My education background is close to Han culture. I studied in Singapore and Hong Kong. They are all related to Chinese. At the time of late 1970s, in those days while I was in high school, I listened to Chinese folk songs from Radio Singapore every night. Until now I still can sing a lot of folk songs, including those revolutionary songs that many Chinese cannot sing. I developed a passion for Han culture. Now, in my system of collecting, I have a deep interest in collecting Chinese contemporary art, because they are things that I learned since a young age.
What are the most recent acquisitions of artworks that you have made?
In the last year, yuz collection acquired quite a few works, following the idea of collecting the history of Chinese Contemporary Art. One of them is Fang Lijun’s Series I No.5, which is the artist’s first try of oil paintings during 1990-1991, with his well-known bald figures.

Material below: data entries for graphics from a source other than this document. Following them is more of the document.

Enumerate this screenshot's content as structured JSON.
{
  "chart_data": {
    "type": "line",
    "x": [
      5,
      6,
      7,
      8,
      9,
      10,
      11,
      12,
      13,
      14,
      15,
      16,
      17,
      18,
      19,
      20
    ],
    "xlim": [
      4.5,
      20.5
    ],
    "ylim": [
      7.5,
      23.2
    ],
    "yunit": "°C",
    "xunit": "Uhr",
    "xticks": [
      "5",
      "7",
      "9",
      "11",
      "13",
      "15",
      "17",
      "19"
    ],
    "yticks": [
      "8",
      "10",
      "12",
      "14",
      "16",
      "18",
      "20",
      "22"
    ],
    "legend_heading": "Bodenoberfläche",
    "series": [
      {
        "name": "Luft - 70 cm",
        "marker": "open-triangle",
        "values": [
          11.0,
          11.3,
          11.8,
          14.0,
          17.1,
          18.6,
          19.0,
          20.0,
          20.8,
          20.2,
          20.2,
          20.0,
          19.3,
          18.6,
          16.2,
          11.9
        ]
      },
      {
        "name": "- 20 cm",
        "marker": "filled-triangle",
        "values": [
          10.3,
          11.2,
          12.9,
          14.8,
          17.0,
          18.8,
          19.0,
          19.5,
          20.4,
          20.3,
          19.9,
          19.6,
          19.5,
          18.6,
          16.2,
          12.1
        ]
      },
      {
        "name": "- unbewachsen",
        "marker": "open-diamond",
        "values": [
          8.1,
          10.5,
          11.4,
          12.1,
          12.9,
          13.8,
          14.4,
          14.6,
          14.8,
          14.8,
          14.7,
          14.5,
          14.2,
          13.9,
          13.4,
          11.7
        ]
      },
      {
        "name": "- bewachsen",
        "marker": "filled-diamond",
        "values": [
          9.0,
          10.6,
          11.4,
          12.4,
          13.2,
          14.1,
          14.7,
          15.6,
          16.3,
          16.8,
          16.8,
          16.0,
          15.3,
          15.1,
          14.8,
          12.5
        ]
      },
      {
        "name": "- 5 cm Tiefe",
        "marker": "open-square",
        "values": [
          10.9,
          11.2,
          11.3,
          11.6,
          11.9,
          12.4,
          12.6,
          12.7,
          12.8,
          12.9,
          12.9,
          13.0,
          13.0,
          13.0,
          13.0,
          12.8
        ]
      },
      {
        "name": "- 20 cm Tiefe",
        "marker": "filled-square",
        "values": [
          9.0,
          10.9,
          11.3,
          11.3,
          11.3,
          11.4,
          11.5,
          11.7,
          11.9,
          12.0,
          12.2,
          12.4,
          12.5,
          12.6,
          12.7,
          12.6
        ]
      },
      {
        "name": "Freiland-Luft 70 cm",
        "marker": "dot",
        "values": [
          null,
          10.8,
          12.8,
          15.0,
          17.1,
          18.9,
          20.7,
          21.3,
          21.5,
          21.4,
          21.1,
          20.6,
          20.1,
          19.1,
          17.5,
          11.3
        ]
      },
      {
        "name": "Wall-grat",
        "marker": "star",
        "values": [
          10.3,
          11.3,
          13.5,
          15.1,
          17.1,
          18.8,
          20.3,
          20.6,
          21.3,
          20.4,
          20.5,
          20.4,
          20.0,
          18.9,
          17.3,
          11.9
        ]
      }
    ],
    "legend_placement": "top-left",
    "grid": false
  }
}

Another recent acquisition is Senior Liu Wei’s Swimmer. This piece was exhibited in 1994 International Biennial of Sao Paulo. It is a very specific piece in Chinese contemporary art history.
The other new acquisition is Wang Guangyi’s The Mao Grid, one of the significant works from his early artist life. The Yuz collection has many works from Wang Guangyi, especially quite a few before the artist produced his “great criticism” series. The artist himself is an eminent pop-art artist.
While collecting these works, I’m always looking at the art history and I believe that the longer you look back, the farther you can look forward.
At the same time, more and more works created by emerging artists are entering the Yuz collection. They are the future of the art history. Every year in the Yuz museum we do exhibitions to present these new art to the public. Like last year, the Yuz museum organized the OVERPOP show and exhibited a group of newly acquired Yuz collection works. These art works are from a party of young artists, using new media, new materials to interpret the living present. The exhibition was very successful, very popular with visitors, and received great credits from the art community. Many young artists from the show received recognized prizes in the contemporary art world.